Results and discussion
The results show that accordingto the MANN-Whitney test the performance of three models for minimum temperature in the study area are close. Spearman correlation test results for minimum temperature show that the number of correlation, in all stations for LARS-WG model is less than the other two and demonstrate low performance LARS-WG model is in this respect. The average number of months with significant correlation for ANN model with seven months of the year, the best performance among the three models in this respect. SDSM model with a four-month correlation table in the middle. In terms of LARS-WG index for the minimum temperature, LARS-WG and ANN models have average values are close together and show the error of sum of squares closer together the two models. LARS-WG values are less than the SDSM model and this shows the SDSM model is less than the other two models.
According to our evaluation, according to MANN-Whitney test data generated in which the difference between the observed and tested model placed, Parameters for minimum and maximum temperatures, three models have not different performance. But the results were somewhat different in different stations. Correlation data for SDSM and ANN models for maximum high temperature and minimum temperature for solidarity in SDSM model is less than ANN model. However, because the same structure prediction methods and large-scale use of such an outcome was not unexpected.

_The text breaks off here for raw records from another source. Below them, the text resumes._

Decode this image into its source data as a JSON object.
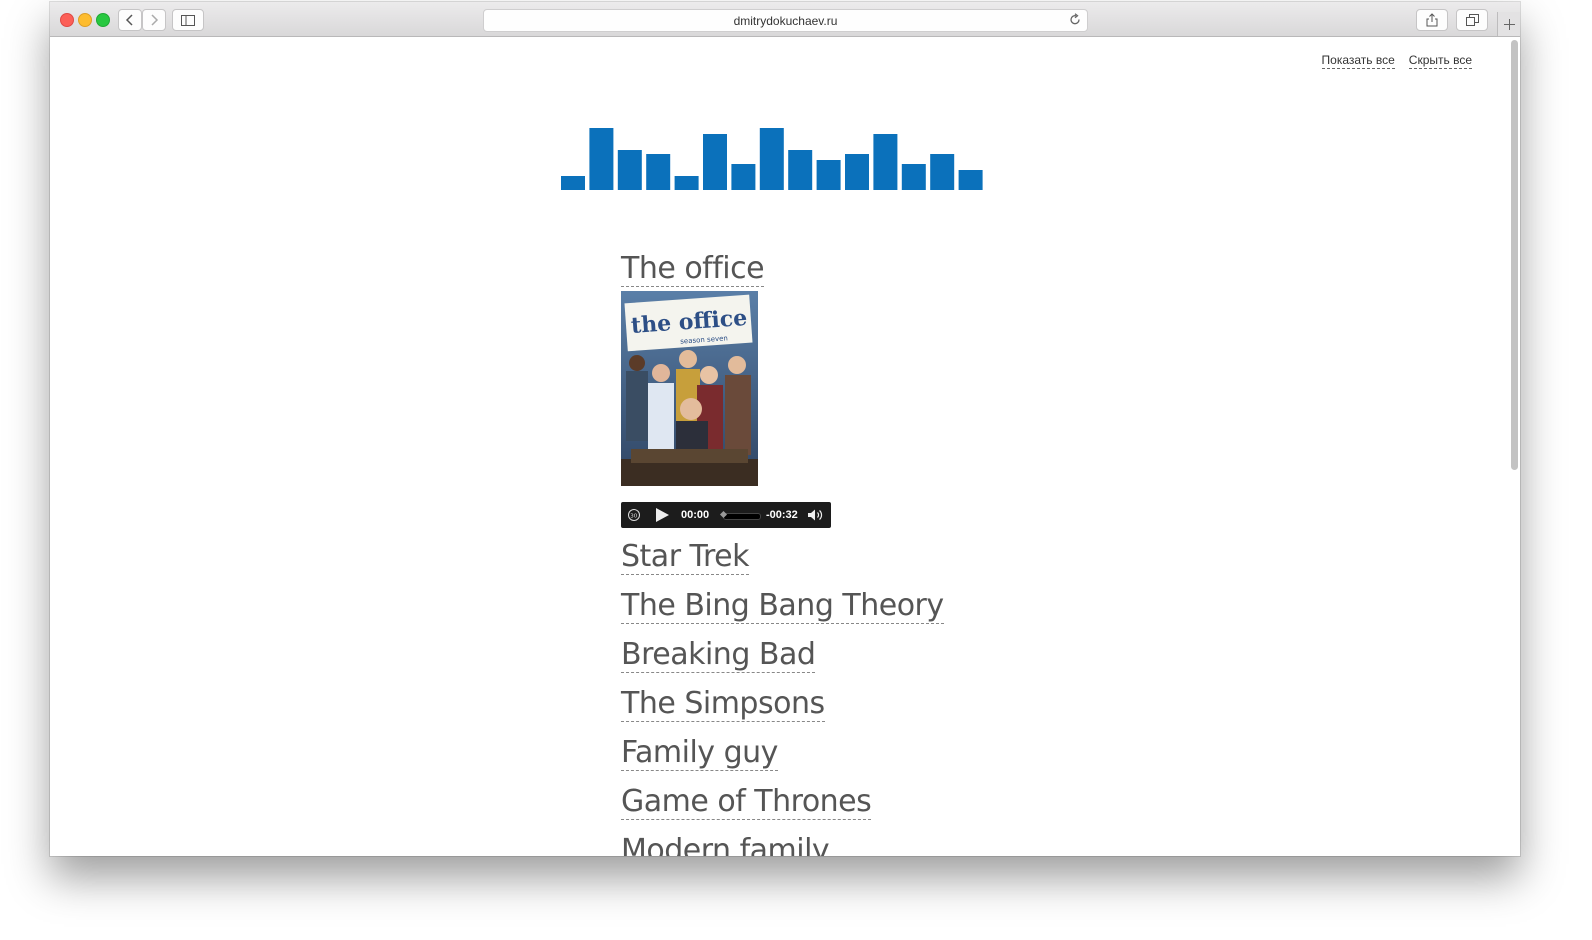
{
  "browser": {
    "url": "dmitrydokuchaev.ru"
  },
  "toplinks": {
    "show_all": "Показать все",
    "hide_all": "Скрыть все"
  },
  "logo": {
    "color": "#0b71bb"
  },
  "shows": [
    {
      "title": "The office",
      "expanded": true
    },
    {
      "title": "Star Trek"
    },
    {
      "title": "The Bing Bang Theory"
    },
    {
      "title": "Breaking Bad"
    },
    {
      "title": "The Simpsons"
    },
    {
      "title": "Family guy"
    },
    {
      "title": "Game of Thrones"
    },
    {
      "title": "Modern family"
    }
  ],
  "poster": {
    "title_text": "the office",
    "subtitle_text": "season seven"
  },
  "player": {
    "current_time": "00:00",
    "remaining_time": "-00:32",
    "progress": 0
  }
}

MANN-Whitney test for precipitation results show that significant differences observed and modeled data for ANN model is much more than the other two, which reflects the low performance of this model. SDSM and LARS-WG model and have similar good performance in this regard. The Spearman correlation test, all three models have a low correlation was observed and the model and represents the three models in the study area in this respect is low. According to the LARS-WG, the SDSM model is better than the other two models have average performance.